TTT Review: The Incredibles

As I begin to scale this website to include coverage of animated films I thought I’d begin to review what films I watch regardless of how old they are in order to pull together a sort of Archive of Animated Movies and my thoughts on them. 
The Incredibles was released way back in 2004 and much like other animated movies from Pixar, it’s aged well and still holds up as a visually stunning movie. The movie was Brad Bird’s first at Pixar and he has since gone on to direct Ratatouille and a Mission Impossible film. Slightly more pertinent to this post, he will go on to direct The Incredibles 2 to be released in 2018. 
The Incredibles follows the story of a family consisting of two school aged children a baby and a couple of Super Parents. Given that since this movie has come out the number of Super Heroes that hit the silver screen has likely increased ten fold, the story is still original and whilst managing to capture the tedium of modern “cubicle life”, manages to go deeply into the mindset of each of the main characters. 
The protagonist Mr Incredible (Bob) is essentially a disgraced super hero that struggles with a midlife crisis, having been removed from active duty before rediscovering himself through a series of missions on a secret island. The film is a rolled coaster ride through his strengths and vulnerabilities. 
The story manages to provide an accurate view of parenthood, family dysfunction and the aforementioned middle class struggle of managing the expectations of life in the suburbs. All this with the niche of a family of special talents. The villain comes in the form of a disenchanted child genius who wanted to work for good but was pushed aside by Mr Incredible during his fanboy years. The supporting characters in The Incredibles do not fall short at all. In the same way that Slinky and Mr Potato Head are as much a part of Toy Story as Woody and Buzz, Frozone and Edna Mode will always be as remembered as well as the main characters within the Incredibles family.
There are elements of the film that perhaps don’t look as good as they might if the film was rendered in 2017 (Such as the City Center) but I’m sure at the time the sets, the characters and all the animation was in true Pixar Fashion, stunning. Notably the detail of character hair, the lighting and shading and the clothing holds up pretty well by modern standards.
I think the best thing about this film is for those of us that have lived a fairly atypical family life it resonates throughout. Despite the extreme being that each of the family members is a super, there is still the sibling conflict, the rough days at work, the desire for something more. I hope these are elements that shine through in the sequel that we are expecting next year.
The incredibles is one of Pixars best in my opinion. Brad Bird has an eye for a strong story and whilst I’d say this film takes less risks that Ratatouille (another great film), it’s far and away better story wise than nearly all standard super hero movies being output from Marvel Studios.
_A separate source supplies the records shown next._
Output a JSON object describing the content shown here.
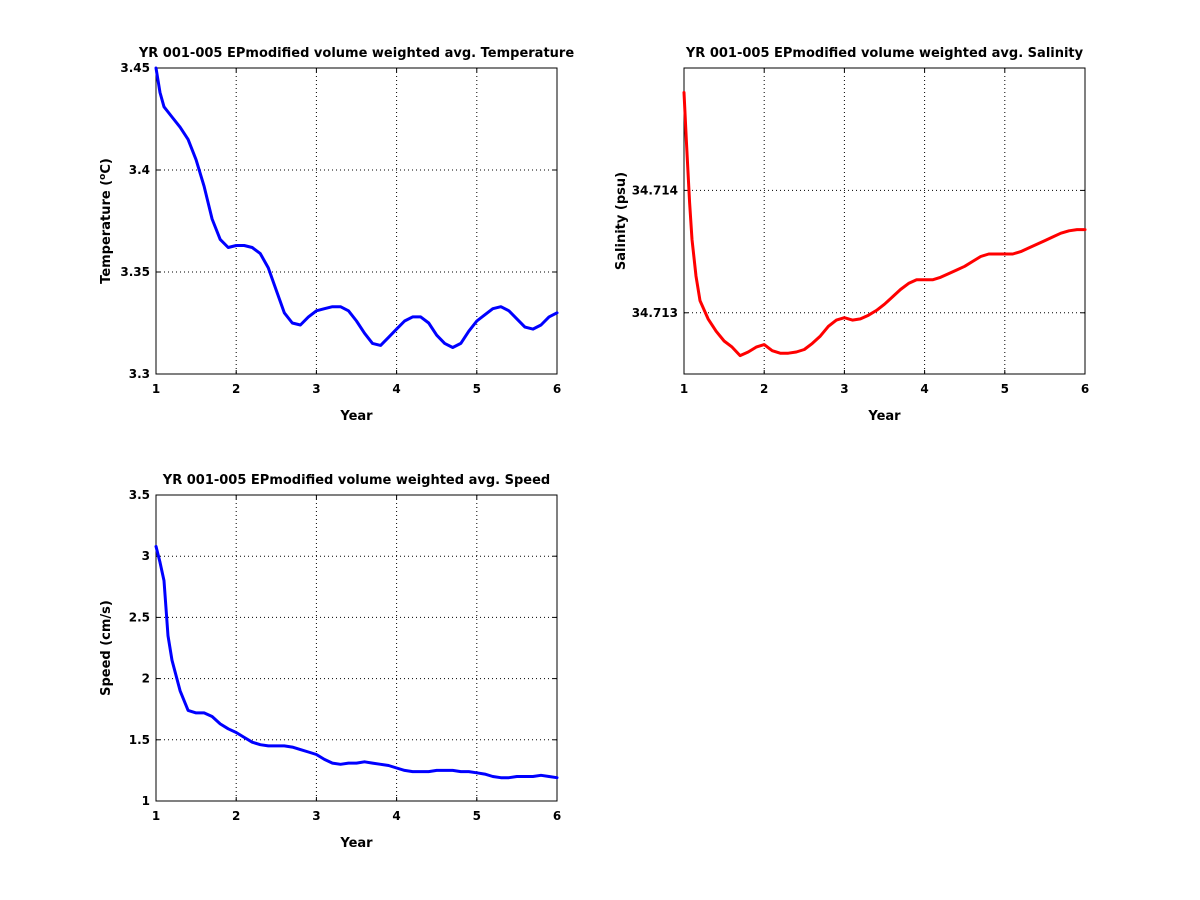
{
  "chart_data": [
    {
      "type": "line",
      "title": "YR 001-005 EPmodified volume weighted avg. Temperature",
      "xlabel": "Year",
      "ylabel": "Temperature (°C)",
      "ylabel_parts": {
        "pre": "Temperature (",
        "sup": "o",
        "post": "C)"
      },
      "xlim": [
        1,
        6
      ],
      "ylim": [
        3.3,
        3.45
      ],
      "xticks": [
        1,
        2,
        3,
        4,
        5,
        6
      ],
      "xtick_labels": [
        "1",
        "2",
        "3",
        "4",
        "5",
        "6"
      ],
      "yticks": [
        3.3,
        3.35,
        3.4,
        3.45
      ],
      "ytick_labels": [
        "3.3",
        "3.35",
        "3.4",
        "3.45"
      ],
      "grid": true,
      "series": [
        {
          "color": "#0000ff",
          "x": [
            1.0,
            1.05,
            1.1,
            1.2,
            1.3,
            1.4,
            1.5,
            1.6,
            1.7,
            1.8,
            1.9,
            2.0,
            2.1,
            2.2,
            2.3,
            2.4,
            2.5,
            2.6,
            2.7,
            2.8,
            2.9,
            3.0,
            3.1,
            3.2,
            3.3,
            3.4,
            3.5,
            3.6,
            3.7,
            3.8,
            3.9,
            4.0,
            4.1,
            4.2,
            4.3,
            4.4,
            4.5,
            4.6,
            4.7,
            4.8,
            4.9,
            5.0,
            5.1,
            5.2,
            5.3,
            5.4,
            5.5,
            5.6,
            5.7,
            5.8,
            5.9,
            6.0
          ],
          "y": [
            3.45,
            3.438,
            3.431,
            3.426,
            3.421,
            3.415,
            3.405,
            3.392,
            3.376,
            3.366,
            3.362,
            3.363,
            3.363,
            3.362,
            3.359,
            3.352,
            3.341,
            3.33,
            3.325,
            3.324,
            3.328,
            3.331,
            3.332,
            3.333,
            3.333,
            3.331,
            3.326,
            3.32,
            3.315,
            3.314,
            3.318,
            3.322,
            3.326,
            3.328,
            3.328,
            3.325,
            3.319,
            3.315,
            3.313,
            3.315,
            3.321,
            3.326,
            3.329,
            3.332,
            3.333,
            3.331,
            3.327,
            3.323,
            3.322,
            3.324,
            3.328,
            3.33
          ]
        }
      ]
    },
    {
      "type": "line",
      "title": "YR 001-005 EPmodified volume weighted avg. Salinity",
      "xlabel": "Year",
      "ylabel": "Salinity (psu)",
      "xlim": [
        1,
        6
      ],
      "ylim": [
        34.7125,
        34.715
      ],
      "xticks": [
        1,
        2,
        3,
        4,
        5,
        6
      ],
      "xtick_labels": [
        "1",
        "2",
        "3",
        "4",
        "5",
        "6"
      ],
      "yticks": [
        34.713,
        34.714
      ],
      "ytick_labels": [
        "34.713",
        "34.714"
      ],
      "grid": true,
      "series": [
        {
          "color": "#ff0000",
          "x": [
            1.0,
            1.03,
            1.07,
            1.1,
            1.15,
            1.2,
            1.3,
            1.4,
            1.5,
            1.6,
            1.7,
            1.8,
            1.9,
            2.0,
            2.1,
            2.2,
            2.3,
            2.4,
            2.5,
            2.6,
            2.7,
            2.8,
            2.9,
            3.0,
            3.1,
            3.2,
            3.3,
            3.4,
            3.5,
            3.6,
            3.7,
            3.8,
            3.9,
            4.0,
            4.1,
            4.2,
            4.3,
            4.4,
            4.5,
            4.6,
            4.7,
            4.8,
            4.9,
            5.0,
            5.1,
            5.2,
            5.3,
            5.4,
            5.5,
            5.6,
            5.7,
            5.8,
            5.9,
            6.0
          ],
          "y": [
            34.7148,
            34.7144,
            34.7139,
            34.7136,
            34.7133,
            34.7131,
            34.71295,
            34.71285,
            34.71277,
            34.71272,
            34.71265,
            34.71268,
            34.71272,
            34.71274,
            34.71269,
            34.71267,
            34.71267,
            34.71268,
            34.7127,
            34.71275,
            34.71281,
            34.71289,
            34.71294,
            34.71296,
            34.71294,
            34.71295,
            34.71298,
            34.71302,
            34.71307,
            34.71313,
            34.71319,
            34.71324,
            34.71327,
            34.71327,
            34.71327,
            34.71329,
            34.71332,
            34.71335,
            34.71338,
            34.71342,
            34.71346,
            34.71348,
            34.71348,
            34.71348,
            34.71348,
            34.7135,
            34.71353,
            34.71356,
            34.71359,
            34.71362,
            34.71365,
            34.71367,
            34.71368,
            34.71368
          ]
        }
      ]
    },
    {
      "type": "line",
      "title": "YR 001-005 EPmodified volume weighted avg. Speed",
      "xlabel": "Year",
      "ylabel": "Speed (cm/s)",
      "xlim": [
        1,
        6
      ],
      "ylim": [
        1,
        3.5
      ],
      "xticks": [
        1,
        2,
        3,
        4,
        5,
        6
      ],
      "xtick_labels": [
        "1",
        "2",
        "3",
        "4",
        "5",
        "6"
      ],
      "yticks": [
        1,
        1.5,
        2,
        2.5,
        3,
        3.5
      ],
      "ytick_labels": [
        "1",
        "1.5",
        "2",
        "2.5",
        "3",
        "3.5"
      ],
      "grid": true,
      "series": [
        {
          "color": "#0000ff",
          "x": [
            1.0,
            1.05,
            1.1,
            1.15,
            1.2,
            1.3,
            1.4,
            1.5,
            1.6,
            1.7,
            1.8,
            1.9,
            2.0,
            2.1,
            2.2,
            2.3,
            2.4,
            2.5,
            2.6,
            2.7,
            2.8,
            2.9,
            3.0,
            3.1,
            3.2,
            3.3,
            3.4,
            3.5,
            3.6,
            3.7,
            3.8,
            3.9,
            4.0,
            4.1,
            4.2,
            4.3,
            4.4,
            4.5,
            4.6,
            4.7,
            4.8,
            4.9,
            5.0,
            5.1,
            5.2,
            5.3,
            5.4,
            5.5,
            5.6,
            5.7,
            5.8,
            5.9,
            6.0
          ],
          "y": [
            3.08,
            2.95,
            2.8,
            2.35,
            2.15,
            1.9,
            1.74,
            1.72,
            1.72,
            1.69,
            1.63,
            1.59,
            1.56,
            1.52,
            1.48,
            1.46,
            1.45,
            1.45,
            1.45,
            1.44,
            1.42,
            1.4,
            1.38,
            1.34,
            1.31,
            1.3,
            1.31,
            1.31,
            1.32,
            1.31,
            1.3,
            1.29,
            1.27,
            1.25,
            1.24,
            1.24,
            1.24,
            1.25,
            1.25,
            1.25,
            1.24,
            1.24,
            1.23,
            1.22,
            1.2,
            1.19,
            1.19,
            1.2,
            1.2,
            1.2,
            1.21,
            1.2,
            1.19
          ]
        }
      ]
    }
  ]
}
This is clear from the way it evokes emotion throughout without just relying on the “cool factor”. Not to say it doesn’t have that, Frozone is a clear nod towards the classic superhero style.
Looking back at a film 13 years after its released can often result in a different set of emotions and thoughts. Coming away from watching the Incredibles as a much older person the biggest difference was which characters I resonated with the most. What didn’t change is that I thoroughly enjoyed it throughout and believe it to have aged incredibly well.